THE audience for The Rivers of Repair, at St Pancras New Church, in London, did not wait for the event to begin to articulate the grip that the transatlantic trade in enslaved people still exerts on identity and geography.
Across the box pews of the church — an early-19th-century Greek Revival landmark opposite Euston Station — verbal exchanges of “I’m a Dundas,” and “I grew up near Drax in Yorkshire, linked to Drax Hall Plantation in Barbados,” witnessed to Britain’s 400-year involvement in the Caribbean.
Part of Black History Month 2025, The Rivers of Repair, held on Wednesday of last week, began with a soloist singing “Many Rivers to Cross”, accompanied by the Soul Sanctuary Gospel Choir and the Heirs of Slavery Choir. Then the Bishop of Croydon, Dr Rosemarie Mallett, said that the evening of the spoken word and music would offer something contemporary and relevant, reflecting conversations about reparative justice, “conversational tributaries making up the ‘rivers of repair’”.
Dr Mallett warned that we were in for an intense evening, hearing brutal and uncensored texts. The trade in enslaved people, she said, was a crime formally acknowledged only recently, and then half-heartedly. The perpetrators of slavery were Europe’s great maritime powers, including the UK, between the 1600s and the 1800s. The victims of their crime, she said, numbered 50 million, encompassing those taken captive in Africa, those born into slavery in the Americas and Caribbean, and those who died on the Middle Passage. Caribbean plantations were concentration camps, where slaves lasted three years, she said; and slavery’s motivation was greed.
The gospel singer Tracey Jane Campbell read the memoir, published in 1831, of Mary Prince, enslaved in the Turks and Caicos Islands. It recorded a life of standing in salt water from 4 a.m, performing heavy labour while covered in untreated blisters, and being beaten for not transporting sacks of salt quickly enough. Ms Campell sang the most harrowing lines, and the melodies underscored the horror.
The author of Blood Legacy, Alex Renton, read out a letter written to his ancestor in Barbados, in 1774. The communication referred to the purchase of “ten negroes” and the intention to delay marking (branding) them, until the ancestor gave his blessing for his initials to be used on the searing iron.
To effect the 1833 Act for the Abolition of Slavery throughout the British Colonies, plantation owners were bribed with £20 million — worth £20 billion in today’s money.
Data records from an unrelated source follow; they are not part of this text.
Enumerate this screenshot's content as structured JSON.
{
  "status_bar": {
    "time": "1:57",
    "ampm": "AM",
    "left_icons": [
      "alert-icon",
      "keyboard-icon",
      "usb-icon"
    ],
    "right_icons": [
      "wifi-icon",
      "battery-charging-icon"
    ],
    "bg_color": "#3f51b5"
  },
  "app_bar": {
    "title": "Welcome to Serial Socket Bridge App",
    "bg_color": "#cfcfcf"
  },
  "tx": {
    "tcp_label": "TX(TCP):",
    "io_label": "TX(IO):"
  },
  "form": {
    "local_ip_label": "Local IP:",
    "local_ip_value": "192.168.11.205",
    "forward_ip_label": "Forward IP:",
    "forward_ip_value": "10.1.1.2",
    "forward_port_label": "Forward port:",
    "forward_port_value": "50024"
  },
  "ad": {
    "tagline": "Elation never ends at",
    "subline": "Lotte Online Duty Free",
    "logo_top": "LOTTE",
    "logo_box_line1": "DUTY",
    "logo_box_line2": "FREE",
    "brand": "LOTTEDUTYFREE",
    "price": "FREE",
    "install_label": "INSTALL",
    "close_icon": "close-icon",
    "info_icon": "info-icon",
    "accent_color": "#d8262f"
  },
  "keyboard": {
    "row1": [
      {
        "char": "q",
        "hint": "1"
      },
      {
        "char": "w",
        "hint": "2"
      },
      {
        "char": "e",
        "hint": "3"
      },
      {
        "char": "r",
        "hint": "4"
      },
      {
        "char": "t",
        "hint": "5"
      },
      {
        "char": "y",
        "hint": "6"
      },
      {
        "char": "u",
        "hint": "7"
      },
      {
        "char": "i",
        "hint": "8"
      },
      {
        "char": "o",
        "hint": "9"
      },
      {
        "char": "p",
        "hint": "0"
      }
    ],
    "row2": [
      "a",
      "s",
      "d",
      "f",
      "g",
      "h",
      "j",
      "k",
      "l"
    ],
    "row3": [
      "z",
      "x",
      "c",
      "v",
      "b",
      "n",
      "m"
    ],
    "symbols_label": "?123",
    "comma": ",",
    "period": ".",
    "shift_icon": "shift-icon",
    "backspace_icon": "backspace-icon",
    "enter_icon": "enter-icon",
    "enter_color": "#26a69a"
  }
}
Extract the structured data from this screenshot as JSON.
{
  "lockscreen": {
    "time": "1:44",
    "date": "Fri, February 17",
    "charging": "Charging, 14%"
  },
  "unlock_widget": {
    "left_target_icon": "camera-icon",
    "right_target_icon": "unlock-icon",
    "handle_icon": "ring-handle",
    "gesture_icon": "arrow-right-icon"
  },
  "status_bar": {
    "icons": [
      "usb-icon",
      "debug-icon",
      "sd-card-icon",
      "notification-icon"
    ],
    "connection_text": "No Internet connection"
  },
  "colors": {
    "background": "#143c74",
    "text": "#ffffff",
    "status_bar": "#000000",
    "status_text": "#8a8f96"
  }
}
Dr Mallett said that the plantations’ intensive farming methods had left the land depleted, and industrialisation passed the Caribbean by: “Two centuries of slavery was followed by one century of neglect.” And the legacy of the 19th century’s scientific racism, she said, continued to perpetuate inequality: “Slavery did not end with abolition. Colonisation did not end with independence. It was repackaged.”
The final part of the evening focused on reparatory justice. The abolition movement, Dr Mallett said, was “one of history’s most significant faith-led campaigns for justice”. But, she continued, the Church of England acknowledged the part that it played in slavery only in 2006, reflecting a history that included Queen Anne’s Bounty, established in 1704, and the 1807 so-called “Slave’s Bible” (Comment, 3 March 2023). In 2022, the Church created the Racial Justice Unit (News, 26 August 2022).
Tom Trevelyan read his family’s letter of apology to the people of Grenada, presented in 2023 to the Prime Minister, Dickon Mitchell, and described the £100-million education fund established in Grenada, as reparation for the profits that the Trevelyans made from slaves and abolition compensation. Reflecting on post-war Germany, the Revd Leon Dundas, a former head of prison inspection in Jamaica, said that reparation should never cause new harms.
Between the spoken-word items, Bob Marley’s “Redemption Song” electrified the atmosphere. Dr Mallett concluded: “The ‘rivers of repair’ are long and hard to navigate, and we will only come to the healing sea when the wrongs have been addressed.”